Saturday, July 3, 2010

Phoenix Rising Homeless Project - Beginning Stages

7/3/2010 Two weeks ago, I mounted "Rain Dance!!!" on the roof of Covenant House, the first dance piece to be created entirely with the staff and clients of a homeless shelter...almost. We ended up including recorded music by Laurie Anderson, Zbigniew Preisner and the Temptations in the end.

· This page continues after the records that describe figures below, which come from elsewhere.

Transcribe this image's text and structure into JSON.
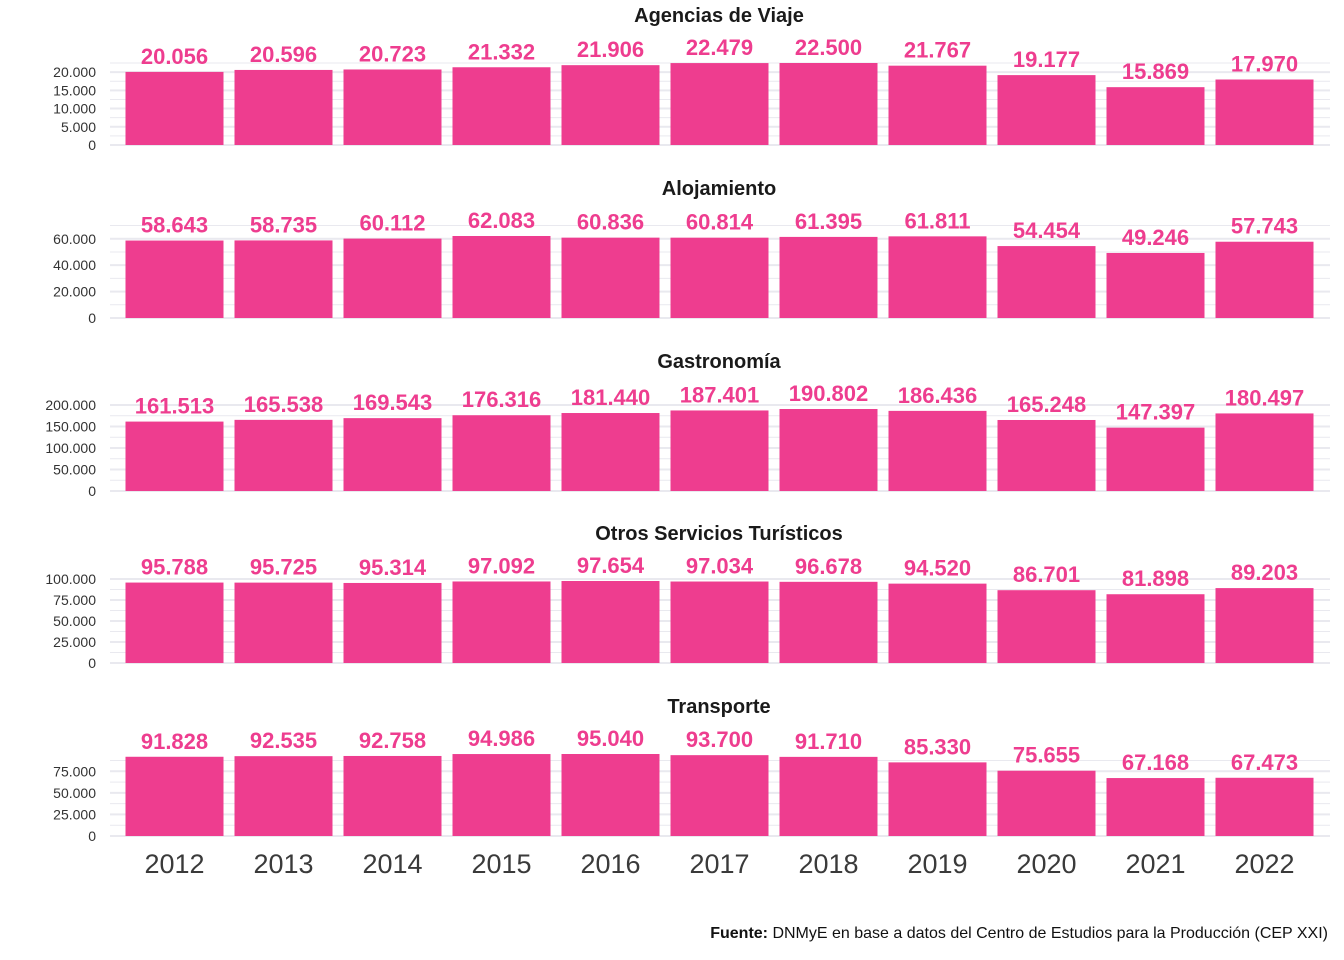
{
  "colors": {
    "bar": "#EE3D8F",
    "label": "#EE3D8F",
    "grid": "#E9E9EF"
  },
  "source": {
    "prefix": "Fuente:",
    "text": " DNMyE en base a datos del Centro de Estudios para la Producción (CEP XXI)"
  },
  "chart_data": [
    {
      "type": "bar",
      "title": "Agencias de Viaje",
      "categories": [
        "2012",
        "2013",
        "2014",
        "2015",
        "2016",
        "2017",
        "2018",
        "2019",
        "2020",
        "2021",
        "2022"
      ],
      "values": [
        20056,
        20596,
        20723,
        21332,
        21906,
        22479,
        22500,
        21767,
        19177,
        15869,
        17970
      ],
      "value_labels": [
        "20.056",
        "20.596",
        "20.723",
        "21.332",
        "21.906",
        "22.479",
        "22.500",
        "21.767",
        "19.177",
        "15.869",
        "17.970"
      ],
      "yticks": [
        0,
        5000,
        10000,
        15000,
        20000
      ],
      "ytick_labels": [
        "0",
        "5.000",
        "10.000",
        "15.000",
        "20.000"
      ],
      "ylim": [
        0,
        22500
      ],
      "grid": true
    },
    {
      "type": "bar",
      "title": "Alojamiento",
      "categories": [
        "2012",
        "2013",
        "2014",
        "2015",
        "2016",
        "2017",
        "2018",
        "2019",
        "2020",
        "2021",
        "2022"
      ],
      "values": [
        58643,
        58735,
        60112,
        62083,
        60836,
        60814,
        61395,
        61811,
        54454,
        49246,
        57743
      ],
      "value_labels": [
        "58.643",
        "58.735",
        "60.112",
        "62.083",
        "60.836",
        "60.814",
        "61.395",
        "61.811",
        "54.454",
        "49.246",
        "57.743"
      ],
      "yticks": [
        0,
        20000,
        40000,
        60000
      ],
      "ytick_labels": [
        "0",
        "20.000",
        "40.000",
        "60.000"
      ],
      "ylim": [
        0,
        62083
      ],
      "grid": true
    },
    {
      "type": "bar",
      "title": "Gastronomía",
      "categories": [
        "2012",
        "2013",
        "2014",
        "2015",
        "2016",
        "2017",
        "2018",
        "2019",
        "2020",
        "2021",
        "2022"
      ],
      "values": [
        161513,
        165538,
        169543,
        176316,
        181440,
        187401,
        190802,
        186436,
        165248,
        147397,
        180497
      ],
      "value_labels": [
        "161.513",
        "165.538",
        "169.543",
        "176.316",
        "181.440",
        "187.401",
        "190.802",
        "186.436",
        "165.248",
        "147.397",
        "180.497"
      ],
      "yticks": [
        0,
        50000,
        100000,
        150000,
        200000
      ],
      "ytick_labels": [
        "0",
        "50.000",
        "100.000",
        "150.000",
        "200.000"
      ],
      "ylim": [
        0,
        190802
      ],
      "grid": true
    },
    {
      "type": "bar",
      "title": "Otros Servicios Turísticos",
      "categories": [
        "2012",
        "2013",
        "2014",
        "2015",
        "2016",
        "2017",
        "2018",
        "2019",
        "2020",
        "2021",
        "2022"
      ],
      "values": [
        95788,
        95725,
        95314,
        97092,
        97654,
        97034,
        96678,
        94520,
        86701,
        81898,
        89203
      ],
      "value_labels": [
        "95.788",
        "95.725",
        "95.314",
        "97.092",
        "97.654",
        "97.034",
        "96.678",
        "94.520",
        "86.701",
        "81.898",
        "89.203"
      ],
      "yticks": [
        0,
        25000,
        50000,
        75000,
        100000
      ],
      "ytick_labels": [
        "0",
        "25.000",
        "50.000",
        "75.000",
        "100.000"
      ],
      "ylim": [
        0,
        97654
      ],
      "grid": true
    },
    {
      "type": "bar",
      "title": "Transporte",
      "categories": [
        "2012",
        "2013",
        "2014",
        "2015",
        "2016",
        "2017",
        "2018",
        "2019",
        "2020",
        "2021",
        "2022"
      ],
      "values": [
        91828,
        92535,
        92758,
        94986,
        95040,
        93700,
        91710,
        85330,
        75655,
        67168,
        67473
      ],
      "value_labels": [
        "91.828",
        "92.535",
        "92.758",
        "94.986",
        "95.040",
        "93.700",
        "91.710",
        "85.330",
        "75.655",
        "67.168",
        "67.473"
      ],
      "yticks": [
        0,
        25000,
        50000,
        75000
      ],
      "ytick_labels": [
        "0",
        "25.000",
        "50.000",
        "75.000"
      ],
      "ylim": [
        0,
        95040
      ],
      "grid": true
    }
  ]
}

I obtained about $3,500 worth of musical instruments for them, and have started collecting musicians for a music program, and I am now carrying this concept into other shelters. Wouldn't it be an incredibly healing event to have these amazing drum circles of homeless shelters coming together and supporting each other? Drums have a power. Hand drums send an energy through the body, and there's something about the rhythmical, repeated striking and the reverberance in the body that cuts through depression and anxiety, with room for meditation. Sometimes, all one can do is sit there and hit something. It's a basic developmental human movement; all infants hit things. For some people whose brains are swimming in medication, it clears them.

Although I deeply believe in the profound effect of Somatic Movement Therapy, and use that in our work, I'm not doing any sort of "Dance Therapy", or "Drama Therapy" or "Music Therapy", and I am shying away from obtaining a Master's degree in any of that, or in psychology (though it might be wise...I don't know). My approach really is based in Laban Movement Analysis and the effect that certain elements of Body, Effort, Shape and Space are utilized and enliven the individual with Dance, Theatre, and Music.

It's odd. I really don't want to be a Dance Therapist. I think it's because there's something in me that thinks that a phenominally therapeutic element of this work is the releasing of creativity and owning expressivity, and that these things are put on the back burner when performance art forms are turned into therapy; the exploration of specific psychological elements for certain psychological results stifles something in the process for me. My Movement Therapy background enables me to see things I wouldn't normally see in certain results, guide the journey of the project for them from a perspective of wondering what will happen next, and a very broad mind as to where to take them.

I am not condoning denial, or saying that therapy doesn't have a place, but sometimes it seems that the best way to help someone isn't to swim around in their demons all day. Therapy is wonderful, but it's also good to get away from it. Sometimes things are just good because they are what they are. I am not a fan of requiring clients to perform gestures that intentionally trigger memories, until much later in the work. It's good to bring new movement experiences to them that redefines their bodies.

But what was most important in "Rain Dance!!!" was my improvisational ability, and my ability to adapt very quickly when all sorts of things happen in the shelter that were beyond anyone's control. Interestingly, my adaptability also had an incredibly healing impact on the shelter, as I wasn't freaked out when they were in lockdown and we couldn't rehearse the night before the show, or when clients disappeared, or when the staff forgot about the show entirely and had to be re-reminded, because they work so hard. I just went with it, and made a yummy stew of a dance piece.

I was happily provided with costumes by the San Francisco Shakespeare Festival, and the clients couldn't stop wearing them. They took turns trying them on, not caring about whether it was meant for a man or a woman, and paraded around in them hours after the dance piece ended.

This is also something I am doing as part of my preparation of climbing back into the somatics community, and the Integrated Movement Studies program as I prepare my thesis and presentation. It's been almost five years. I've know amazing scholars who took ten years to finish their dissertation, so I'm not worried.